22. Mai 2002 - Josef Ackermann wird Chef der Deutschen Bank

Stand: 22.05.2017, 00:00 Uhr

Eigentlich hat Josef Ackermann im Januar 2004 keinen Grund zum Scherzen. Der Vorstandschef der Deutschen Bank muss sich vor dem Düsseldorfer Landgericht verantworten, weil er als Aufsichtsrat dem Mannesmann-Management bei der Übernahme durch Vodafone Millionenabfindungen gewährt hat. Als sich der Prozessbeginn im Saal 111 verzögert, hebt Ackermann ohne erkennbaren Grund seine zum V gespreizten Finger und grinst.

"Als Fotograf reagiert man dann erst einmal mechanisch, drückt drauf, lässt den Auslöser laufen", sagt Oliver Berg, der die Pose mit seiner Kamera festhält. Das Foto löst einen Sturm der Entrüstung aus, viele sehen in Ackermann fortan die personalisierte Arroganz der Wirtschaftsgrößen.

Erfolg wird vor Gericht gestellt?

Ein Bild, das er nicht mehr los wird | Bildquelle: ap

Zwar entschuldigt sich Ackermann für das Zeichen, aber im Prozess legt er nach: "Dies ist das einzige Land, in dem diejenigen, die Erfolg haben und Werte schaffen, deswegen vor Gericht gestellt werden." Der Schweizer versteht nicht, warum sich die Deutschen über die Millionen so aufregen.

Doch anders als die Investmentbanker in London und New York sind die Menschen hier solche Summen nicht gewohnt, empfinden das Verhalten der Manager als maßlos und gierig.

"Leistung wird belohnt"

Als Sohn eines Landarztes 1948 geboren, wächst Ackermann mit der Devise "Leistung wird belohnt" auf. Er studiert an der Elitehochschule St. Gallen und avanciert zum Starbanker. Zunächst in der Schweiz, dann bei der Deutschen Bank, wo er das Investmentbanking ausbaut.
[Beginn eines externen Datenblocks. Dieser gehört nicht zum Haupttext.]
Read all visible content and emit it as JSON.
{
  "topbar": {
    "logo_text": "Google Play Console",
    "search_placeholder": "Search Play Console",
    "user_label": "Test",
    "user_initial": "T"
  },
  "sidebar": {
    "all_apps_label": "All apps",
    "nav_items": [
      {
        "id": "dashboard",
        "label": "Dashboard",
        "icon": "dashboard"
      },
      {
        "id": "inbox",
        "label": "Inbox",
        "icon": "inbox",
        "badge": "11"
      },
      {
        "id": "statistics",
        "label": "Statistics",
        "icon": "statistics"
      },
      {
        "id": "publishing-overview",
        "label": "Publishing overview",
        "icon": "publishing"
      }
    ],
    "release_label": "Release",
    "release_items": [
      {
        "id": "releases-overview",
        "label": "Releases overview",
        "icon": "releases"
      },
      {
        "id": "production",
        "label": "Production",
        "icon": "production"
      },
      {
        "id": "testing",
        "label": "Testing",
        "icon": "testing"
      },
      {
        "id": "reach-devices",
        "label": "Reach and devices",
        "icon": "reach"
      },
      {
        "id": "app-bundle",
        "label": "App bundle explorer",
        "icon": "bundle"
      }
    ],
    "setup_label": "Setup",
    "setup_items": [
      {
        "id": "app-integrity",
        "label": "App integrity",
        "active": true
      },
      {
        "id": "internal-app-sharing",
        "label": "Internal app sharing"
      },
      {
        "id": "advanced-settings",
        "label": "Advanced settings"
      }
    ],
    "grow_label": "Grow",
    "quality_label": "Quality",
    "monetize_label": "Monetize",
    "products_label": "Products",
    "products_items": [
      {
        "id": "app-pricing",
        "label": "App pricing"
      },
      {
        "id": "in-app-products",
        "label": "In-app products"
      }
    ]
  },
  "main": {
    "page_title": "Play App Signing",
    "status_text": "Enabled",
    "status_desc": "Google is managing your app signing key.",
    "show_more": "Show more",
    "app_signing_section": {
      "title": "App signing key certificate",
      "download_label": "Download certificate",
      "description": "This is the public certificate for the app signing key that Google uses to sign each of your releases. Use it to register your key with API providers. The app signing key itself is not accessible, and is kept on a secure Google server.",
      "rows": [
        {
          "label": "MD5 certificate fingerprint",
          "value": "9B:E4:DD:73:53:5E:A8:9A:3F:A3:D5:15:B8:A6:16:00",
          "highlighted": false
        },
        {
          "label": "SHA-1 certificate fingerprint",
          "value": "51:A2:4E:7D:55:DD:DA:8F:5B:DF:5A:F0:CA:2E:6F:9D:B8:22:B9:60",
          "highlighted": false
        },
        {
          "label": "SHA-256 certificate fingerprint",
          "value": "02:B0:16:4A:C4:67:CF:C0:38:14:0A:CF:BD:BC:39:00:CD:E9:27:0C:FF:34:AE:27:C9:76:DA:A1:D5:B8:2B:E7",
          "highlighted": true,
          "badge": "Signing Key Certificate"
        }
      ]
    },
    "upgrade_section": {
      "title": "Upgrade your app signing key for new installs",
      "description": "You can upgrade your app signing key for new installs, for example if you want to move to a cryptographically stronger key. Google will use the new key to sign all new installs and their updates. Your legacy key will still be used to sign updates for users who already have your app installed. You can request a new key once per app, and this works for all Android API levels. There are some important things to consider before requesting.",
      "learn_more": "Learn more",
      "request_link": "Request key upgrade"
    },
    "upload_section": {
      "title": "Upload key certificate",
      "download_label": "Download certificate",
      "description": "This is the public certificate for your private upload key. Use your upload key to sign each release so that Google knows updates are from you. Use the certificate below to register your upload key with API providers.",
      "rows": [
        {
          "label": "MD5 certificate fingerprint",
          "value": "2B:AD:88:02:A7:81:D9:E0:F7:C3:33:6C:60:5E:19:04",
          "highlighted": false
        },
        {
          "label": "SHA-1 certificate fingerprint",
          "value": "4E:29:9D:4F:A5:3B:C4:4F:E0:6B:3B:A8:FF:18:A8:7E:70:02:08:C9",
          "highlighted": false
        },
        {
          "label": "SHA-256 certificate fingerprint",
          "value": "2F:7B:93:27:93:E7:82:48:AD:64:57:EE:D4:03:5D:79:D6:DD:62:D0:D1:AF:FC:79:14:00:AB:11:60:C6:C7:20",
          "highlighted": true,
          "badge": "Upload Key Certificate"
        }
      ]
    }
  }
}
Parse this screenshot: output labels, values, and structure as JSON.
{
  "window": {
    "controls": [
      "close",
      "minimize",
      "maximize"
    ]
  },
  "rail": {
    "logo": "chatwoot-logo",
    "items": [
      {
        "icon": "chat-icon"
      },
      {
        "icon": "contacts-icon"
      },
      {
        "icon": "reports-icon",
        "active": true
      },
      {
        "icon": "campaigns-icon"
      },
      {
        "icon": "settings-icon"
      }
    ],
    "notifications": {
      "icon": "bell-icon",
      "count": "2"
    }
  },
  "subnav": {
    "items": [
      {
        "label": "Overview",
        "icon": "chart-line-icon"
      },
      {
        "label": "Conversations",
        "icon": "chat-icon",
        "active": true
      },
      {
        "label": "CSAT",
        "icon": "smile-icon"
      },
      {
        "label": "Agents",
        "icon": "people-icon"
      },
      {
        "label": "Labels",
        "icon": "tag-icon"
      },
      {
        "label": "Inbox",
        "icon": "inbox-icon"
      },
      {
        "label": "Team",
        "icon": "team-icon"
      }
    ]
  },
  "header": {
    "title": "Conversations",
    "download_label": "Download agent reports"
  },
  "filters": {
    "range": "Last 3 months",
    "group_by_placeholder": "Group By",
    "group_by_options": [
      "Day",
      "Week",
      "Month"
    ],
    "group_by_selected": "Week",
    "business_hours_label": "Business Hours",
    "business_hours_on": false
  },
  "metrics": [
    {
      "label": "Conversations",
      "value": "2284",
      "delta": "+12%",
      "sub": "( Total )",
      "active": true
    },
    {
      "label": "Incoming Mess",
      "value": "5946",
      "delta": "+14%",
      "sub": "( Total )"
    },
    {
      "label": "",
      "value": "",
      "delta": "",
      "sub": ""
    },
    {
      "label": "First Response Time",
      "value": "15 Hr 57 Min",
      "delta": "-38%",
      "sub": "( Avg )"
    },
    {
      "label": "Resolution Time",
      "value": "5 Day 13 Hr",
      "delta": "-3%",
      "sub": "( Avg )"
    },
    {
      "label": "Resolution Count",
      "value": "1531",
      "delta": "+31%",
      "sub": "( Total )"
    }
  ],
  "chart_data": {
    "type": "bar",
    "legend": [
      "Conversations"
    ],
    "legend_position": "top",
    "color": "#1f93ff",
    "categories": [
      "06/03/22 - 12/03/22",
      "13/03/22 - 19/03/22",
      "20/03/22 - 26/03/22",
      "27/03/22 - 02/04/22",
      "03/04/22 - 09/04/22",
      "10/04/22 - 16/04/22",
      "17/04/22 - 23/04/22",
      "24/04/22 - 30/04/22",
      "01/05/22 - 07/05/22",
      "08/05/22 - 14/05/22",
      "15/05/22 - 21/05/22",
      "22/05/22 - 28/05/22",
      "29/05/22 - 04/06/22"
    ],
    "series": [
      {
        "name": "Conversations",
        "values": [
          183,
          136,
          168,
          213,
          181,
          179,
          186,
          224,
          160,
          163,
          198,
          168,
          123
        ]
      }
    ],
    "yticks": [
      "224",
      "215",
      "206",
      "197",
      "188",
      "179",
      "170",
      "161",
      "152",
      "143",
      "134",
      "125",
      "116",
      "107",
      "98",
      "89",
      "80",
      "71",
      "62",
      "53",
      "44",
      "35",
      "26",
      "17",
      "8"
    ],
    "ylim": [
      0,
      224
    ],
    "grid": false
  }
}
Am 22. Mai 2002 wählt die Hauptversammlung Josef Ackermann als ersten Ausländer an die Spitze der Deutschen Bank. Er übernimmt ein ertragsschwaches, konservatives Bankhaus, das nach der gescheiterten Übernahme von der Dresdner Bank nach Orientierung sucht.

Turbo-Rendite von 25 Prozent

Dem wortgewandten und charismatischen Manager mangelt es weder an Ideen noch an Bescheidenheit: "Wir sind eigentlich für viele die Repräsentantin Deutschlands in der Welt." Er baut das Traditionshaus zu einem der führenden weltweiten Banken um und gibt das umstrittene Renditeziel von 25 Prozent aus. Tatsächlich kann der Banker 2005 einen Rekordgewinn verkünden, streicht gleichzeitig 6.000 Stellen. Damit bestätigt er für viele erneut das Bild des skrupellosen Turbo-Kapitalisten.

In der Finanzkrise 2009 handelt Ackermann als Vertreter seiner Zunft die Bankenrettung aus. Finanzminister Peer Steinbrück lobt Ackermann in dieser Zeit als "ruhig, kompetent und strategisch denkend". Später wird bekannt, dass Ackermann vor seinen Managern sagt, er würde sich schämen, wenn er wie die anderen Banken Staatsgelder annehmen müsste. Politiker und Branchenkollegen sind düpiert, Ackermann steht erneut am Pranger.

Ackermann forciert schlechtes Image der Banker

Auch diesen Fettnapf übersteht Ackermann und bleibt bis 2012 Vorstandschef. Dann verlässt er die Frankfurter Zwillingstürme nach einem langen Streit um seine Nachfolge. Vieles, was der Deutschen Bank heute zu schaffen macht, resultiert aus seiner Amtszeit: Gerichtsverfahren, Milliardenstrafen, hohe Kosten und eine desolate IT.

Geblieben ist auch das schlechte Image von Bankmanagern in weiten Teilen der Bevölkerung. Als im Herbst 2016 der Aktienkurs der Deutschen Bank in die Tiefe rauscht und diskutiert wird, ob das Geldhaus womöglich staatliche Hilfe benötigt, fällt da Urteil eindeutig aus. In einer Umfrage sprechen sich mehr als zwei Drittel der Deutschen gegen Staatshilfe für die Deutsche Bank aus.